ANZ has shocked the savers with a very high rate cut. The rate cut is much bigger than that issued by the Reserve Bank of Australia at the beginning of November. While the bank has sliced the headline savings rates on two, ANZ has introduced a five-month rate of 0.45% before moving to a rate of 0.05%.

RateCity research director Sally Tindall stated that the slashing of rate cuts was a “hard pill to swallow”. She added:

“The bank has refrained from cutting its base rates, which is a small blessing, but regular savers who do the right thing to qualify for the maximum rates are going to find their interest has been slashed.”

The RBA lowered the official cash to 0.1%. This is supposed to motivate the banks to offer cheaper lending rates to their customers. However, this also has a downside, since banks will start suffering monetary losses from expensive interests.
According to RateCity, Westpac offers the highest rate at 0.75%. NAB is also very close enough, refusing to adapt to RBA rates.

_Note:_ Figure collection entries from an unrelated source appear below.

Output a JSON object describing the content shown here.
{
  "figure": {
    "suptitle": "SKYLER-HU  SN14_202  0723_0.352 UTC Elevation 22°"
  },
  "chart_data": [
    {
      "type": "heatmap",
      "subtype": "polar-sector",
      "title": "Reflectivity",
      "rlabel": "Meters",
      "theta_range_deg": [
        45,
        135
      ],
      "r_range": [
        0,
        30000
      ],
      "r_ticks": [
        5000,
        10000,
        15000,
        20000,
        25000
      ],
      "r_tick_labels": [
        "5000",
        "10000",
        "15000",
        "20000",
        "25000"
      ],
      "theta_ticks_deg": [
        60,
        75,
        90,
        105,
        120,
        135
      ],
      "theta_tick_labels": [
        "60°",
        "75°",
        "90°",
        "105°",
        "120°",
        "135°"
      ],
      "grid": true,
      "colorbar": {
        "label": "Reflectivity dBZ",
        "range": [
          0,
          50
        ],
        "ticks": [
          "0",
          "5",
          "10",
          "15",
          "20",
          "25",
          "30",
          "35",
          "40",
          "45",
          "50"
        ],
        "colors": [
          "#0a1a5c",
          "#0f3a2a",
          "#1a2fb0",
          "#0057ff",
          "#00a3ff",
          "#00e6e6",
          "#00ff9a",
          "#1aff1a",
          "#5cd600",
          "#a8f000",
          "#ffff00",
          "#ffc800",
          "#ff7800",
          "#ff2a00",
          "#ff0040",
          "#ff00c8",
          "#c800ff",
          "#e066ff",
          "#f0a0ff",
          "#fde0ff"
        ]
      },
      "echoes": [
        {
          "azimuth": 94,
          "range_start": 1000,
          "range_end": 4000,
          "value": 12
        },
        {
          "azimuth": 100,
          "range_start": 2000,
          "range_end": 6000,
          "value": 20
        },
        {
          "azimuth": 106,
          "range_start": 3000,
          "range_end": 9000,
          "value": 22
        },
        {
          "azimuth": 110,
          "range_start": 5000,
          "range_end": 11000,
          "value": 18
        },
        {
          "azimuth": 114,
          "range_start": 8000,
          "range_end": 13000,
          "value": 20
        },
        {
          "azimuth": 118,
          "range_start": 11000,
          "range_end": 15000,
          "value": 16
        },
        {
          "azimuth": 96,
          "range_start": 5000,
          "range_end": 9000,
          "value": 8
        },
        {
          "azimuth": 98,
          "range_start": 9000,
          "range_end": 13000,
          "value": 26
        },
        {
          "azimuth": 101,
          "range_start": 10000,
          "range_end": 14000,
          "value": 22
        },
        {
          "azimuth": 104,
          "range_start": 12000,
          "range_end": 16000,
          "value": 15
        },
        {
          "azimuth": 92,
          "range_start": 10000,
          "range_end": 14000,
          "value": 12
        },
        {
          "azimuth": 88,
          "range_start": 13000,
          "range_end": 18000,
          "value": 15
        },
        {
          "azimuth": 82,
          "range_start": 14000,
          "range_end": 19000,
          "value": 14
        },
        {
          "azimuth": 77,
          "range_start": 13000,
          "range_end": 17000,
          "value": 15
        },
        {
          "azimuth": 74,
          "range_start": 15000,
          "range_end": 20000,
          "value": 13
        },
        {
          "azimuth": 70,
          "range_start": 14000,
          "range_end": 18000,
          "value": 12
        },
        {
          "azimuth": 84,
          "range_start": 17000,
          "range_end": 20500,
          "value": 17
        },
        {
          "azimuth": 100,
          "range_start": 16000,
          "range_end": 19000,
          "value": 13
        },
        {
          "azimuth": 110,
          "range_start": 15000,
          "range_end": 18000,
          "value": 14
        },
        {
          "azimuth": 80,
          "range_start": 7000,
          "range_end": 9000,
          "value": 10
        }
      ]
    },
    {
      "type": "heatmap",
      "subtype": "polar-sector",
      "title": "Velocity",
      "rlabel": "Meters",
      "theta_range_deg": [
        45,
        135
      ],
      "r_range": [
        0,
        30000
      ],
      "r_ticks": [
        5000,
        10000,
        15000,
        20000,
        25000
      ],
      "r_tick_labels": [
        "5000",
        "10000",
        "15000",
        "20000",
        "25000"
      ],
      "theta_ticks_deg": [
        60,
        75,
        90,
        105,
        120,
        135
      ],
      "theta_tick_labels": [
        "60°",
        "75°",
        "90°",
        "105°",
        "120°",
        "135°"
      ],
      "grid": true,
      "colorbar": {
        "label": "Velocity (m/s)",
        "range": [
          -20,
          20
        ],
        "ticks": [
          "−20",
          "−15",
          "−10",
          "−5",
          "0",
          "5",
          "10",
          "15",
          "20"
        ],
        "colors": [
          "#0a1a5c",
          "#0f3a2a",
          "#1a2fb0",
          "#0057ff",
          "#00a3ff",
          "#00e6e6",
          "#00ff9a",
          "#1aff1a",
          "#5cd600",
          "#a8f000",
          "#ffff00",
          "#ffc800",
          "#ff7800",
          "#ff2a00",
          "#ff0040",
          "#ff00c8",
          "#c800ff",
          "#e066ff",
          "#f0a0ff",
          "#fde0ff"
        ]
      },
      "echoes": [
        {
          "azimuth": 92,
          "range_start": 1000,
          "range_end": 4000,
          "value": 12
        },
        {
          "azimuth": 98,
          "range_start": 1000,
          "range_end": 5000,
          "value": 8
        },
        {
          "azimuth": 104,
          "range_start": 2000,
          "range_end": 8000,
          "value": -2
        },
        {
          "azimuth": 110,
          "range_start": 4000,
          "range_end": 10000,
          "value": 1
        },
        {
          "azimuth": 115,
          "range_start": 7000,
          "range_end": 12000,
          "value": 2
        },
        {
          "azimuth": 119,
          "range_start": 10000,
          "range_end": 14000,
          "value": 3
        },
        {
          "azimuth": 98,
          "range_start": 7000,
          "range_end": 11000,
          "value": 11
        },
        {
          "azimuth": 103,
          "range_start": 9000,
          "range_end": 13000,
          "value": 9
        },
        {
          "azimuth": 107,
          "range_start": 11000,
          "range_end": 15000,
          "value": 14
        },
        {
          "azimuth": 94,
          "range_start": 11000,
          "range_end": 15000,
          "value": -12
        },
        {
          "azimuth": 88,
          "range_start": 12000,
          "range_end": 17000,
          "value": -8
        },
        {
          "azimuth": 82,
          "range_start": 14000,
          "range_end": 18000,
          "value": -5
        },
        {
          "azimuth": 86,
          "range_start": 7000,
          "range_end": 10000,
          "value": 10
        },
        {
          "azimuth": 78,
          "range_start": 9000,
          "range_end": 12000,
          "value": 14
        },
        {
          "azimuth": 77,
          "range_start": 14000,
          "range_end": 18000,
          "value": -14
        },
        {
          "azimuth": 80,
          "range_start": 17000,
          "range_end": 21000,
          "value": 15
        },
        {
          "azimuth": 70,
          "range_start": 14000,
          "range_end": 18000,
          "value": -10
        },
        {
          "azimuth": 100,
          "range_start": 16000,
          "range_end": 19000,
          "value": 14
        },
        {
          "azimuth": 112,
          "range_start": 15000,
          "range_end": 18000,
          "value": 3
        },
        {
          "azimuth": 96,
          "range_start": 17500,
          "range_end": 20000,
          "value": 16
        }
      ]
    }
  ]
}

Ms. Tindall believes that these rates issued by Westpac and NAB won’t last long. They will be forced to adapt to a new environment. She said:

“It’s not easy operating in a low-rate environment where profit margins are feeling the squeeze, but there aren’t many winners on the back of this month’s rate cut,” Ms. Tindall said. “Savings rates are under fire, most mortgage customers are unlikely to get relief, and credit card rates haven’t moved a muscle.”